Symptoms of Fragile X syndrome
- Trouble learning developmental skills like sitting, crawling, or walking
- Language and speech difficulties
- Hand-flapping and avoiding eye contact
- Temper tantrums
- Poor impulse control
- Anxiety
- Sound sensitivity, as well as high sensitivity to light
- Hyperactivity and trouble paying attention
- Aggressive and self-destructive behavior in boys
Children may also exhibit physical changes to their body, such as an enlarged head, long, narrow face, and large ears. They may also have a large forehead and chin, loose joints, flat feet, and enlarged testicles (after puberty).
Characteristics and signs of autism
Autism, a developmental disorder that includes problems with communication and behavior, also involves sound sensitivity. Symptoms can range from mild to severe, and children with it may need special learning environments. Autism occurs four times more often in boys than in girls. Most of the time, parents will notice symptoms before the child turns 3.
Common symptoms of autism include the following:
- Not making eye contact
- A narrow range of interests or intense interest in certain topics
- Doing something over and over, like repeating words or phrases, rocking back and forth, or flipping a lever.
- High sound sensitivity, as well as to touches, smells, or sights that seem ordinary to other people
- Not looking at or listening to other people.
- Not looking at things when another person points at them.
- Rejecting cuddles or human touch.
- Problems understanding or using speech, gestures, facial expressions, or tone of voice
- Talking in a sing-song, flat, or robotic voice
- Trouble adapting to changes in routine
So, how can zebrafish help us understand autism and Fragile X syndrome in humans better? The experts reveal some fascinating discoveries about the similarities between the neurons in humans and zebrafish.
The study
“Fragile X syndrome is caused by the disruption of one gene, so we can disrupt that single gene in zebrafish and see the effects,” Dr. Vanwalleghem said.
“We are able to study the whole brain of the zebrafish larvae under the microscope and see the activity of each brain cell individually.”
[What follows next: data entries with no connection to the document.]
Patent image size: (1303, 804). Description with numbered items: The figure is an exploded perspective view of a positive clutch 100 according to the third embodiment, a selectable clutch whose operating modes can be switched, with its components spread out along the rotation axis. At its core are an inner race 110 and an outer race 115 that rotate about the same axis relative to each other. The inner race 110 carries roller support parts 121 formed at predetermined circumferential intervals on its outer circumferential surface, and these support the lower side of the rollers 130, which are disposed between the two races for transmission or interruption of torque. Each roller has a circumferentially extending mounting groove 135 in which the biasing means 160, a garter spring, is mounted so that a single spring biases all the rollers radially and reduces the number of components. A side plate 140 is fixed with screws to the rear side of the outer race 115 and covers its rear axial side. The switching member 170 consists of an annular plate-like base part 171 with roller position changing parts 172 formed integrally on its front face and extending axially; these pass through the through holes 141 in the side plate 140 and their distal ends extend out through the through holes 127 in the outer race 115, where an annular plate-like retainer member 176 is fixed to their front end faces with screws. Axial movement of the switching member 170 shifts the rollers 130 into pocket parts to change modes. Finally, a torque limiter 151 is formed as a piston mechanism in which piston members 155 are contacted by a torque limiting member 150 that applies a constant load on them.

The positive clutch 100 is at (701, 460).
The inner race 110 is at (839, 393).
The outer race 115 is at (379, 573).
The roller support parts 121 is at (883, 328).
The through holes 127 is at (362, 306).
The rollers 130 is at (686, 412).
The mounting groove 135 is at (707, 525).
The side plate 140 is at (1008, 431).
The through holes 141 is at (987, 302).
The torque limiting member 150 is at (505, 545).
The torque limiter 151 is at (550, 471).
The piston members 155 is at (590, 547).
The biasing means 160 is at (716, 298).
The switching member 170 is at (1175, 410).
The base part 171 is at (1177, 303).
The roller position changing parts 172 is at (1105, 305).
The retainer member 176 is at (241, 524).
Dr. Constantin explained that the team recorded zebrafish larvae’s brain activity while playing clips of sound or showing them movies.
“The movies simulate movement or predators — the reaction to these visual stimuli was the same for fish with Fragile X mutations and those without,” Dr. Constantin said.
“But when we gave the fish a burst of white noise, there was a dramatic difference in the brain activity in Fragile X model fish.”
When they observed how the sudden sounds affected the fish, the team designed a range of 12 different volumes of sound. They discovered that the fish with Fragile X characteristics heard more subtle noises than the other fish.
“The fish with Fragile X mutations had more connections between different regions of their brain, and their responses to the sounds were more plentiful in the hindbrain and thalamus,” Dr. Constantin said.
The thalamus functions as a control center in the brain, sending sensory information from the body to portions of the brain. The hindbrain coordinates behavioral responses. Dr. Constantin says that the way neural pathways develop and respond to stimuli shows which parts of the brain are used and how we process sensations.
“Using the zebrafish, we’ve been able to see a lot more detail and, for the first time, seen more activity in the hindbrain, which we’re keen to explore further.”
“We hope that by discovering fundamental information about how the brain processes sound, we will gain further insights into the sensory challenges faced by people with Fragile X syndrome and autism.”